Джин Майкелис снова повернулся к телевизору.
– Простите, – сказал его отец. – Ему нелегко, понимаете. Он был молодой и сильный, каким только надеешься быть. Боже, шесть месяцев назад. И что ему делать весь день?
– Я не обижаюсь, – сказал Кинтайр. – Я бы обиделся только на систему так называемого образования, которая дает так мало, что ее жертвы способны только смотреть на этот обезьяний цирк, когда приходят тяжелые дни. Но сейчас это не имеет непосредственного отношения.
– Зачем вы пришли? – Питер Майкелис поднял голову, голос его стал живей. – Знаете о какой-нибудь работе? – Он снова сел. – Нет. Нет, не знаете.
– Боюсь, что нет, – сказал Кинтайр. – Я пришел… пришел, чтобы помочь вам в другом отношении.

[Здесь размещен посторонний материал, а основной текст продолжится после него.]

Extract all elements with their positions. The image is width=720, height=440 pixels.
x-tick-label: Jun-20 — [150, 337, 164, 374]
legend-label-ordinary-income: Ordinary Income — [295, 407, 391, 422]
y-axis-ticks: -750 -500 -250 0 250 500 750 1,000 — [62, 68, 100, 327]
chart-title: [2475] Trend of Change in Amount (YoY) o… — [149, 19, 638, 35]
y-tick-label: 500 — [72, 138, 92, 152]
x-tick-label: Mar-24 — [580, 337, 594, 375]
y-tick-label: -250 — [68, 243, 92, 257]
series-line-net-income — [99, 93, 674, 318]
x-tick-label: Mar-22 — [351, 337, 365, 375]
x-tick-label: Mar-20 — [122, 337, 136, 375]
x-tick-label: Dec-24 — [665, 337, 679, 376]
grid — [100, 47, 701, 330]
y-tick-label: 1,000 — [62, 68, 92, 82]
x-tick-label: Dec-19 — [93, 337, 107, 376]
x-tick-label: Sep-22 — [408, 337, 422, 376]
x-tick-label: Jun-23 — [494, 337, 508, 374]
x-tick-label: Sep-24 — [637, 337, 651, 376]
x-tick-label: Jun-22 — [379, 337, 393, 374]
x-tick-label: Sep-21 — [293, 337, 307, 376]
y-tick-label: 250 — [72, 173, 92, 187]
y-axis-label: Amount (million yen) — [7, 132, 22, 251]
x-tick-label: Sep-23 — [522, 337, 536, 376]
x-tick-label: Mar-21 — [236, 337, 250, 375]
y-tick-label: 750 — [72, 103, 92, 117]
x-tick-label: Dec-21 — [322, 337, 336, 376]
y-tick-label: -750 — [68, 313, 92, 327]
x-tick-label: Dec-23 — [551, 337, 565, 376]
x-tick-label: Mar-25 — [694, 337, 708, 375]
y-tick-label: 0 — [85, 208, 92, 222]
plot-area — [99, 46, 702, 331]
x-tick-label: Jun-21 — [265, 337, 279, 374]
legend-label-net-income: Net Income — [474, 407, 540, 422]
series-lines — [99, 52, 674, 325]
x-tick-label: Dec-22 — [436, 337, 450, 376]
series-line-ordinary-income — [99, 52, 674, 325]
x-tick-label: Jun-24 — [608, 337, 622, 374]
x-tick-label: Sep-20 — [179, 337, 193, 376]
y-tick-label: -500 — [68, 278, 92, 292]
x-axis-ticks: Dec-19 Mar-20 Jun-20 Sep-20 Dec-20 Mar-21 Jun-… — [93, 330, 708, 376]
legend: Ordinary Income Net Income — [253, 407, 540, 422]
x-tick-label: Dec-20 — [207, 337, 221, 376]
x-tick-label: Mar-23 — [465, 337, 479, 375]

Maledetto![11] Сколько можно говорить, как Норман Винсет Пил?[12] Но ничего другого не могу придумать.
– Да?
Майкелис распрямился. Даже Джин повернулся.
– Вы, конечно, знаете семью Ломбарди.
– Знаем ли мы их? – резко выговорил Майкелис. – Я бы хотел, чтобы не знали!
– Слышали, что убит их сын Брюс?
– Уххм, – сказал Джин. Он приглушил звук телевизора и с явным удовольствием добавил: – Похоже, все-таки в мире есть справедливость.
– Подождите, – начал Кинтайр.
Джин полностью повернулся лицом к гостю. Глаза его сузились.
– А вы какое к ним имеете отношение? – спросил он.
– Я знал Брюса. И подумал…
– Конечно. И считали его маленьким божьим ангелом с голым задом. Я знаю. Все так считали. Нужно много времени, чтобы пробиться сквозь эти слои святой грязи на нем. Я пробился.
– Вы знаете, что старик сделал со мной? – закричал Питер Майкелис. – Он протаранил меня. Отправил мою лодку в 1945 году на дно. Убил двух человек из моего экипажа. Они утонули. Я сам мог утонуть.
Кинтайр помнил рассказ Брюса. Сильный ветер принес неожиданный густой туман. Такое время от времени случается. Корабли плыли в тумане, столкнулись и затонули. Расследование береговой охраны пришло к выводу, что это деяние бога. Майкелис судился, но проиграл дело в суде. Затем ради своих сыновей Питер и Анжело неохотно заключили мир.
То, что произошло потом, возродило старую ненависть, с процентами за двенадцать прошедших лет.
– Заткнись, – сказал Джин. Кинтайр видел, что он тоже пьян, но способен контролировать все, кроме своих эмоций. – Заткнись, Пит! Это был несчастный случай. Зачем ему было уничтожать собственный бизнес?
– Он за это получил ресторан, – пробормотал Майкелис. – А мы что?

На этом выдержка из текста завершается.